Jessica Moss Connects, Houses Artists in Charlotte and Beyond

LOGAN CYRUS

IF THE PAST THIRTEEN YEARS were plotted on a map, the career of 31-year-old Jessica Moss would be a zig-zag. Between acquiring a bachelor of fine arts at Pittsburgh’s Carnegie Mellon University, a master’s degree at the School of the Art Institute of Chicago, and another master’s at the University of Pittsburgh School of Law, Moss came home and got involved in Charlotte’s gallery and museum communities—first as a painter, then growing into roles such as arts administrator, academic, teacher, advocate, and entrepreneur. 

Today, it’s The Roll Up that takes much of her focus. Moss has held traditional residencies at Braitman Studio and the Gantt Center, but The Roll Up is something different. It’s labeled as an “ethical community redevelopment project” that puts artists in vulnerable and impoverished neighborhoods. The project is more of a continuation of something she’s done in Pittsburgh for years and is ongoing there. The Roll Up is Moss’s residency project in Charlotte, occupying a duplex she owns in Camp Greene, and this year, the site received more than $50,000 from the Knight Foundation. (Moss began purchasing real estate when she was 19 and has used these spaces for affordable housing for artists and students since then.) One side of the duplex is currently occupied by the program’s first artist in residence, Zun Lee, a revered Canadian photographer whose ability to make his subjects feel at ease is rooted in his previous career as a physician. 

“We call it ‘The Roll Up’ because it has a two-car garage that rolls up,” Moss says with a laugh, “but you’re also meant to just roll up.
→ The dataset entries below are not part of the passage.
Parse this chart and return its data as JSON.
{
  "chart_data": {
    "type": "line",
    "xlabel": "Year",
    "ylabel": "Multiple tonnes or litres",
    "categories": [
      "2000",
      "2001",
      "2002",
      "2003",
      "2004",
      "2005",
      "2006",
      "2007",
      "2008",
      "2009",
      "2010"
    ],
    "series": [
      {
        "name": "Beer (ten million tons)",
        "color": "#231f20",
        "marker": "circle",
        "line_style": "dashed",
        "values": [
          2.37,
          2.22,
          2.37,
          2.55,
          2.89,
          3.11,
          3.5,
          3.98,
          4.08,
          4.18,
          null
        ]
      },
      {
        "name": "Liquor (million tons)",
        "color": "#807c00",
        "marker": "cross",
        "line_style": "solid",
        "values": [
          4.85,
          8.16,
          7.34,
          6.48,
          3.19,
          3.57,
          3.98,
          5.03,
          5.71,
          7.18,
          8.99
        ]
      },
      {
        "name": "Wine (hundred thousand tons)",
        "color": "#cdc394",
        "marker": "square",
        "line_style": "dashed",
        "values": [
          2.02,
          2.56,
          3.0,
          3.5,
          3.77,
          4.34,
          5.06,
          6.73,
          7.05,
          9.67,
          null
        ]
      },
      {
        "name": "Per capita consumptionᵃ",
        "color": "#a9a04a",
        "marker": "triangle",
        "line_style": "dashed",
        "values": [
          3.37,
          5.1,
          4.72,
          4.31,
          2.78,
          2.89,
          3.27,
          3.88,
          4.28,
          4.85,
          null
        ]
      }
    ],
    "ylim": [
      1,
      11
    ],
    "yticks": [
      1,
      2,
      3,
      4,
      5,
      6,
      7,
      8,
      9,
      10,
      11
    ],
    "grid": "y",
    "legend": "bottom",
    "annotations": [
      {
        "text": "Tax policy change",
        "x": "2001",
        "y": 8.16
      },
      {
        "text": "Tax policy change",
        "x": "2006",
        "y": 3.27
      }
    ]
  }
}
It’s just a space meant for you to roll up and have a conversation with the artist, read some artbooks in the space, take a few photographs, have a dialogue with them, and then just keep it moving. It’s casual. Just check it out.”  

Lee has received an honorarium, free lodging, free use of a car, a budget to produce exhibitions, and a meal stipend with only one goal: create new work. Further—in a move wholly Moss—Lee and future artists in residence receive a list of possible partnerships with other local institutions. Lee’s work is part of the major show (and biggest group show ever at the New Gallery of Modern Art in uptown) that Moss curated, Black Blooded.  

Representation of people of color is a significant piece of Moss’s legacy. The Roll Up employs an African-American-owned construction company and a Latino female architect. The project is also affiliated with West Charlotte’s Lórien Academy of the Arts, which focuses on access for low-income middle school and high school students. (Moss is a board member.) In each stage of her academic career, she’s garnered more tools for her arsenal as activator of culture and community. With her most recent master’s degree, she focused on property law. She says that in every city she has lived, she has seen opposition to the ownership of property by African Americans. “(You see) through the lens of what happens when historically black people have been property for so long, and then, the shift to own property happens and there are constant legal mechanisms in place to prevent that ownership,” she says. “Even after the legal deterioration of those systems, you still see those processes.”

Moss is living in Charlotte today, but she never really left: That’s the difference between Moss and many other jet-setting young professionals. She forges friendships and projects that continue far beyond their inception, no matter her current ZIP code. One of Moss’s best friends is Los Angeles-based musician Marian Mereba. Years ago, she gave Moss a nickname after the two “got tatted together.” Moss had an airplane tattoo placed behind her ear to honor her father, a fellow traveler. 

“We were kids in the early stages of finding ourselves, and the more I got to know Jess, the more I could see that she was destined for a special kind of life,” Mereba remembers. “Soon after (we got the tattoos), I nicknamed her ‘Jesseplane’ and wrote a song about her future as a fiercely independent woman who goes and sees the world and never really slows down. So, basically, as you can see, I’m a fortune teller.”